No Pubim, as doses são pequenas mas com entrada e sobremesa já fica toda a gente satisfeita. Aqui, sim, comi aquele arroz de marisco que tem mais marisco que arroz. Com umas gotinhas de picante cabo-verdiano e o céu desce à terra. Ao jantar no Pubim, vivi a bonita experiência de jantar na esplanada singela de uma rua típica e transversal à principal, sem grande turismo nem adornos, ao som da morna de um músico talentoso e das crianças que brincavam por ali. E, claro, sem tirar o mérito ao arroz de marisco com as tais gotinhas de picante, sem ele não havia quadro idílico para contar.

No Americo’s comi um belíssimo polvo grelhado e aconselho. Os preços não são os mais simpáticos, mas não são tão inflacionados como em outros restaurantes e come-se realmente bem.

Por fim, o Caranguejo, onde o Tataki de Atum me conquistou. É um restaurante português de um português, mas é cool, com bons preços e para além da comida portuguesa tem o tal Tataki e ainda uma carta de pizzas que nos aguçou a curiosidade. Ah! E tem francesinha, amigos conterrâneos, não vá a saudade incomodar.

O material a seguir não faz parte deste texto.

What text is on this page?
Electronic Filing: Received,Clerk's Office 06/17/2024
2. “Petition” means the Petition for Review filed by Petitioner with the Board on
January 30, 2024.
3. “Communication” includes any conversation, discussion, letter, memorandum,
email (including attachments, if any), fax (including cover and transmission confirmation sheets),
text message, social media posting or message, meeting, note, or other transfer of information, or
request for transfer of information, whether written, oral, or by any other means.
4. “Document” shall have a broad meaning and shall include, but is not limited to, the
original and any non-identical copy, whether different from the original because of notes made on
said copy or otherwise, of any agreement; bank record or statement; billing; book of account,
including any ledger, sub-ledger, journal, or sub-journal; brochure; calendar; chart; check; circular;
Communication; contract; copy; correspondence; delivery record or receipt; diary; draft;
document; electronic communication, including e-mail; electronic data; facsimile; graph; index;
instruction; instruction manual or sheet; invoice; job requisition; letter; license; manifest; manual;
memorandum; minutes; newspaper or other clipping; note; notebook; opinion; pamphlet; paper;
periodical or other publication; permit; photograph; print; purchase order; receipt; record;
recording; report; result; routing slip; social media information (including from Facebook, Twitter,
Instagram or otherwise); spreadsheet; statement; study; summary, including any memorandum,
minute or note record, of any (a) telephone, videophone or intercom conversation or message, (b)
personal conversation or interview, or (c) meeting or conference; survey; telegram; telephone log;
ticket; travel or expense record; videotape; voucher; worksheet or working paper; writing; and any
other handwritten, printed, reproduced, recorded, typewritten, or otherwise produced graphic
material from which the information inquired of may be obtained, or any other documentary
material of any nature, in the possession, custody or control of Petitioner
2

Dica nº 6 — Ir ao Relax comer Cachupa lá pras 10h30, 11 da manhã. Imaginem que é um Brunch, pronto. Sobre a cachupa, ao que parece, esta não é assim tão simples de preparar. Há a rica e há a pobre, a rica com diversas carnes e a pobre com peixe, devido à abundância de peixe na ilha. Convenhamos que é tudo relativo, porque em Portugal uma Cachupa com um bom peixinho pode sair muito mais cara. Ainda assim, deixo-vos um link para uma receita que me pareceu muito boa e semelhante à que nos descreveram na Ilha do Sal:

Comi Cachupa pelo almoço, em Espargos, na capital da ilha do Sal. Estava a fazer uma volta à ilha, que é o passeio mais interessante e o momento turístico mais recomendado para as férias. A volta à ilha pode ser adquirida através dos packs dos operadores turísticos ou então junto às praias, em banquinhas que vendem viagens de moto-quatro, alugueres de mota de água e etcéteras de entretenimentos. Nenhuma das opções me pareceu barata e depois de falar com muita gente, pareceu-me que a volta à ilha era o mais giro de tudo (afinal, já tinha ido pescar no barco do Emídio). E foi. E quando voltar ao Sal, volto a fazê-la.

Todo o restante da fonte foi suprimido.